"It is not pleasant to hear of women suffering. I can't bear it. Your sister must have gone through a great deal."

"Oh, poor thing, yes she must. I'll not call her hard names again. And I do hope and trust the brain trouble has really left her." /

"She seemed quite well. I saw no trace whatever of the mind's being affected. It must have been a sort of temporary fever. Rose, were I you, I think I would never talk of this."

"I don't. I only said it to you. I assure you I wouldn't say a word of it to mamma to be made Empress tomorrow. She'd box my ears for me, as she used to do when I was a little girl."

Mr. St. John rose to leave. "There's nothing more you have to say, Rose?"

She knew as well as he that he alluded to Adeline. "There was nothing more, just then," she answered. "Mary Carr would, no doubt, see him later."

He shook hands with Rose and was leaving the room, when Miss Carr came in. She uttered an exclamation of surprise.

"I thought you had gone," she said. "Will you come with me and see old Madame de Beaufoy? I was in her room just now, and told her you had been here; she thought I ought to have taken you up to her; and she cried when she said how great a favourite you had been in those happy days, now gone by for ever."

With some hesitation--for he did not care to see the family again, especially on that day--Mr. St. John suffered himself to be conducted to her room. The show people were still silently jostling each other on the staircase, passing up and down it.
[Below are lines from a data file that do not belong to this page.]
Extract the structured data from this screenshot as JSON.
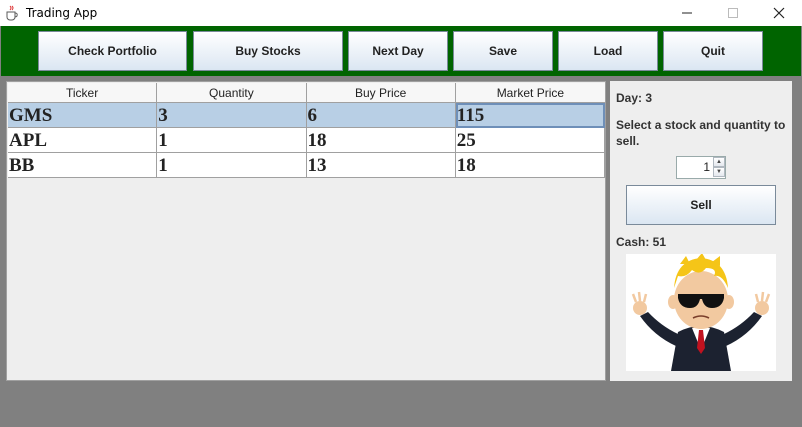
{
  "window": {
    "title": "Trading App",
    "icon": "java-cup-icon",
    "controls": [
      "minimize-icon",
      "maximize-icon",
      "close-icon"
    ]
  },
  "toolbar": {
    "background_color": "#006400",
    "buttons": [
      {
        "label": "Check Portfolio"
      },
      {
        "label": "Buy Stocks"
      },
      {
        "label": "Next Day"
      },
      {
        "label": "Save"
      },
      {
        "label": "Load"
      },
      {
        "label": "Quit"
      }
    ]
  },
  "table": {
    "columns": [
      "Ticker",
      "Quantity",
      "Buy Price",
      "Market Price"
    ],
    "rows": [
      {
        "ticker": "GMS",
        "quantity": "3",
        "buy_price": "6",
        "market_price": "115",
        "selected": true
      },
      {
        "ticker": "APL",
        "quantity": "1",
        "buy_price": "18",
        "market_price": "25",
        "selected": false
      },
      {
        "ticker": "BB",
        "quantity": "1",
        "buy_price": "13",
        "market_price": "18",
        "selected": false
      }
    ],
    "selection_color": "#b8cfe5"
  },
  "side": {
    "day_text": "Day: 3",
    "instruction": "Select a stock and quantity to sell.",
    "quantity_value": "1",
    "sell_label": "Sell",
    "cash_text": "Cash: 51",
    "image": "stonks-man-mascot-icon"
  }
}
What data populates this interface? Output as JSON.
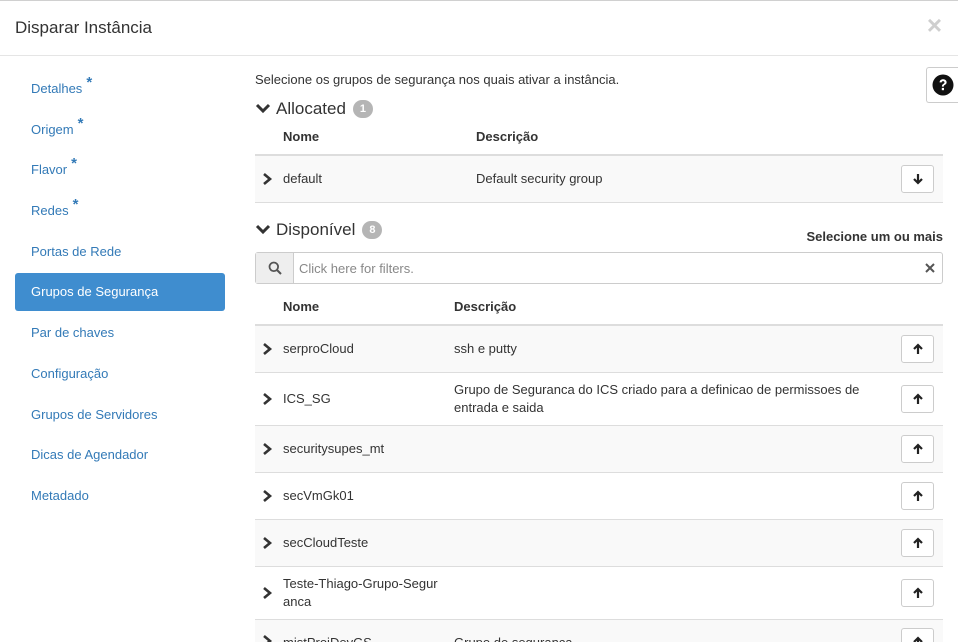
{
  "modal": {
    "title": "Disparar Instância",
    "close_symbol": "×"
  },
  "sidebar": {
    "items": [
      {
        "label": "Detalhes",
        "required": true
      },
      {
        "label": "Origem",
        "required": true
      },
      {
        "label": "Flavor",
        "required": true
      },
      {
        "label": "Redes",
        "required": true
      },
      {
        "label": "Portas de Rede",
        "required": false
      },
      {
        "label": "Grupos de Segurança",
        "required": false,
        "active": true
      },
      {
        "label": "Par de chaves",
        "required": false
      },
      {
        "label": "Configuração",
        "required": false
      },
      {
        "label": "Grupos de Servidores",
        "required": false
      },
      {
        "label": "Dicas de Agendador",
        "required": false
      },
      {
        "label": "Metadado",
        "required": false
      }
    ],
    "required_marker": "*"
  },
  "content": {
    "intro": "Selecione os grupos de segurança nos quais ativar a instância.",
    "help_icon": "question-circle-icon",
    "allocated": {
      "title": "Allocated",
      "count": "1",
      "columns": {
        "name": "Nome",
        "description": "Descrição"
      },
      "rows": [
        {
          "name": "default",
          "description": "Default security group"
        }
      ]
    },
    "available": {
      "title": "Disponível",
      "count": "8",
      "select_hint": "Selecione um ou mais",
      "filter_placeholder": "Click here for filters.",
      "columns": {
        "name": "Nome",
        "description": "Descrição"
      },
      "rows": [
        {
          "name": "serproCloud",
          "description": "ssh e putty"
        },
        {
          "name": "ICS_SG",
          "description": "Grupo de Seguranca do ICS criado para a definicao de permissoes de entrada e saida"
        },
        {
          "name": "securitysupes_mt",
          "description": ""
        },
        {
          "name": "secVmGk01",
          "description": ""
        },
        {
          "name": "secCloudTeste",
          "description": ""
        },
        {
          "name": "Teste-Thiago-Grupo-Seguranca",
          "description": ""
        },
        {
          "name": "mistProjDevGS",
          "description": "Grupo de segurança"
        }
      ]
    }
  },
  "colors": {
    "link": "#337ab7",
    "active_nav_bg": "#3f8dcf",
    "badge_bg": "#b5b5b5",
    "border": "#dddddd"
  }
}
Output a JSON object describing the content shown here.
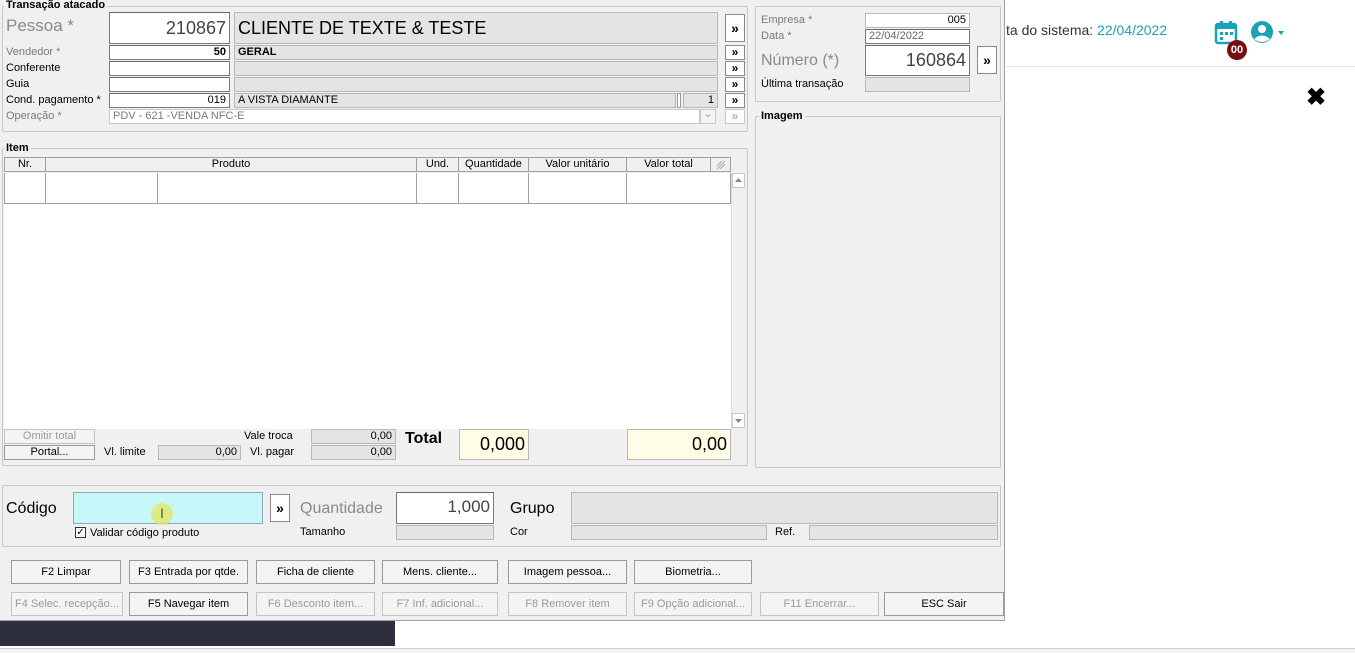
{
  "header": {
    "date_label": "ta do sistema:",
    "date_value": "22/04/2022",
    "notification_count": "00",
    "accent": "#1aa3b5"
  },
  "close_glyph": "✖",
  "form": {
    "title": "Transação atacado",
    "pessoa": {
      "label": "Pessoa *",
      "code": "210867",
      "name": "CLIENTE DE TEXTE & TESTE"
    },
    "vendedor": {
      "label": "Vendedor *",
      "code": "50",
      "name": "GERAL"
    },
    "conferente": {
      "label": "Conferente",
      "code": "",
      "name": ""
    },
    "guia": {
      "label": "Guia",
      "code": "",
      "name": ""
    },
    "cond_pagamento": {
      "label": "Cond. pagamento *",
      "code": "019",
      "name": "A VISTA DIAMANTE",
      "parcelas": "1"
    },
    "operacao": {
      "label": "Operação *",
      "value": "PDV - 621 -VENDA NFC-E"
    },
    "more_glyph": "»",
    "dropdown_glyph": "⌄",
    "empresa": {
      "label": "Empresa *",
      "value": "005"
    },
    "data": {
      "label": "Data *",
      "value": "22/04/2022"
    },
    "numero": {
      "label": "Número (*)",
      "value": "160864"
    },
    "ultima_transacao": {
      "label": "Última transação",
      "value": ""
    },
    "imagem_title": "Imagem"
  },
  "items": {
    "title": "Item",
    "columns": [
      "Nr.",
      "Produto",
      "Und.",
      "Quantidade",
      "Valor unitário",
      "Valor total"
    ],
    "rows": []
  },
  "totals": {
    "omitir_total": "Omitir total",
    "portal": "Portal...",
    "vl_limite_label": "Vl. limite",
    "vl_limite_value": "0,00",
    "vale_troca_label": "Vale troca",
    "vale_troca_value": "0,00",
    "vl_pagar_label": "Vl. pagar",
    "vl_pagar_value": "0,00",
    "total_label": "Total",
    "total_qty": "0,000",
    "total_value": "0,00"
  },
  "product_entry": {
    "codigo_label": "Código",
    "codigo_value": "",
    "validar_label": "Validar código produto",
    "validar_checked": true,
    "quantidade_label": "Quantidade",
    "quantidade_value": "1,000",
    "tamanho_label": "Tamanho",
    "grupo_label": "Grupo",
    "cor_label": "Cor",
    "ref_label": "Ref."
  },
  "function_keys": {
    "row1": [
      "F2 Limpar",
      "F3 Entrada por qtde.",
      "Ficha de cliente",
      "Mens. cliente...",
      "Imagem pessoa...",
      "Biometria..."
    ],
    "row2": [
      "F4 Selec. recepção...",
      "F5 Navegar item",
      "F6 Desconto item...",
      "F7 Inf. adicional...",
      "F8 Remover item",
      "F9 Opção adicional...",
      "F11 Encerrar...",
      "ESC Sair"
    ]
  },
  "colors": {
    "window_bg": "#f0f0f0",
    "codigo_field": "#c8f7fa",
    "total_field": "#fffde6",
    "taskbar": "#2d2f3e"
  }
}
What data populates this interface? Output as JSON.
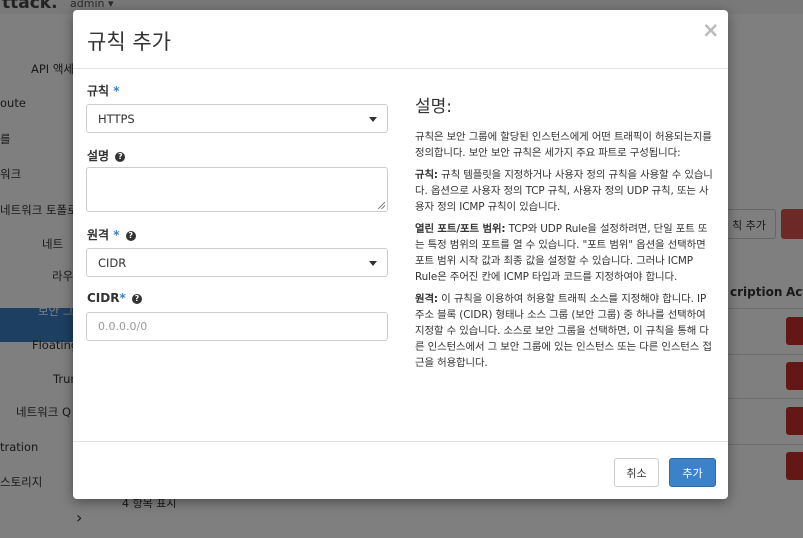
{
  "app": {
    "logo_text": "ttack.",
    "user_menu": "admin ▾"
  },
  "sidebar": {
    "items": [
      {
        "label": "API 액세"
      },
      {
        "label": "oute"
      },
      {
        "label": "를"
      },
      {
        "label": "워크"
      },
      {
        "label": "네트워크 토폴로"
      },
      {
        "label": "네트"
      },
      {
        "label": "라우"
      },
      {
        "label": "보안 그"
      },
      {
        "label": "Floating"
      },
      {
        "label": "Trun"
      },
      {
        "label": "네트워크 Q"
      },
      {
        "label": "tration"
      },
      {
        "label": "스토리지"
      }
    ]
  },
  "background": {
    "add_rule_button": "칙 추가",
    "col_description": "cription",
    "col_actions": "Act",
    "footer_count": "4 항목 표시"
  },
  "modal": {
    "title": "규칙 추가",
    "close": "×",
    "rule": {
      "label": "규칙",
      "required": "*",
      "value": "HTTPS"
    },
    "description": {
      "label": "설명"
    },
    "remote": {
      "label": "원격",
      "required": "*",
      "value": "CIDR"
    },
    "cidr": {
      "label": "CIDR",
      "required": "*",
      "placeholder": "0.0.0.0/0"
    },
    "help": {
      "title": "설명:",
      "intro": "규칙은 보안 그룹에 할당된 인스턴스에게 어떤 트래픽이 허용되는지를 정의합니다. 보안 보안 규칙은 세가지 주요 파트로 구성됩니다:",
      "rule_term": "규칙:",
      "rule_text": " 규칙 템플릿을 지정하거나 사용자 정의 규칙을 사용할 수 있습니다. 옵션으로 사용자 정의 TCP 규칙, 사용자 정의 UDP 규칙, 또는 사용자 정의 ICMP 규칙이 있습니다.",
      "port_term": "열린 포트/포트 범위:",
      "port_text": " TCP와 UDP Rule을 설정하려면, 단일 포트 또는 특정 범위의 포트를 열 수 있습니다. \"포트 범위\" 옵션을 선택하면 포트 범위 시작 값과 최종 값을 설정할 수 있습니다. 그러나 ICMP Rule은 주어진 칸에 ICMP 타입과 코드를 지정하여야 합니다.",
      "remote_term": "원격:",
      "remote_text": " 이 규칙을 이용하여 허용할 트래픽 소스를 지정해야 합니다. IP 주소 블록 (CIDR) 형태나 소스 그룹 (보안 그룹) 중 하나를 선택하여 지정할 수 있습니다. 소스로 보안 그룹을 선택하면, 이 규칙을 통해 다른 인스턴스에서 그 보안 그룹에 있는 인스턴스 또는 다른 인스턴스 접근을 허용합니다."
    },
    "footer": {
      "cancel": "취소",
      "submit": "추가"
    }
  }
}
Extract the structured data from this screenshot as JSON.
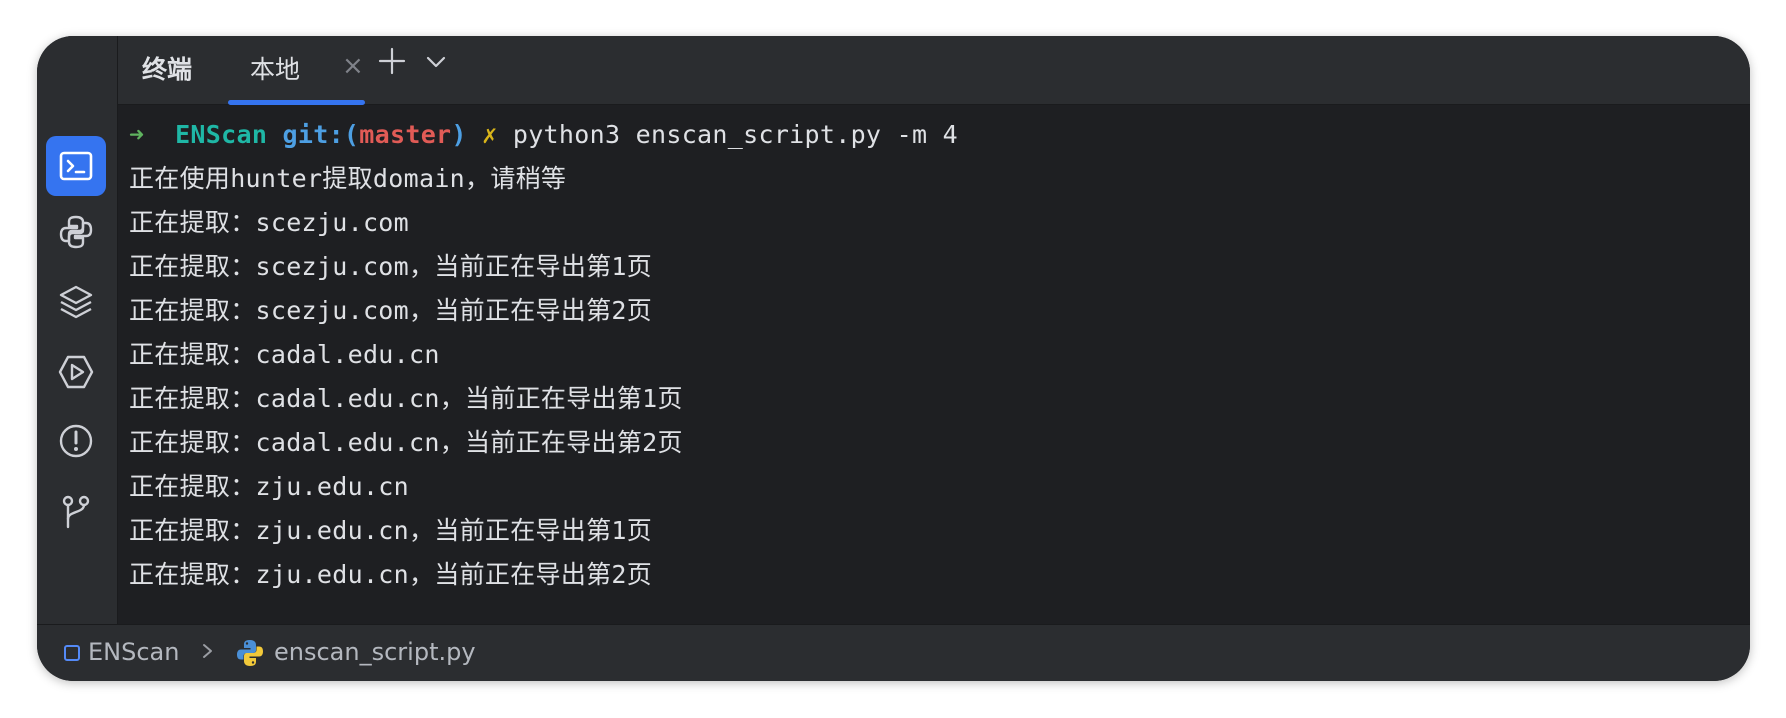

Madame de Beaufoy was in her chamber: it is the custom you know to receive visitors in the bed-chambers in France: a handsomely furnished room, the counterpane a blue satin, richly quilted, and the large square pillows, lying on it, of the finest cambric edged with choice Mechlin lace. As she held Mr. St. John's hand in greeting and drew him to the fire, the tears coursed freely down the fine old face.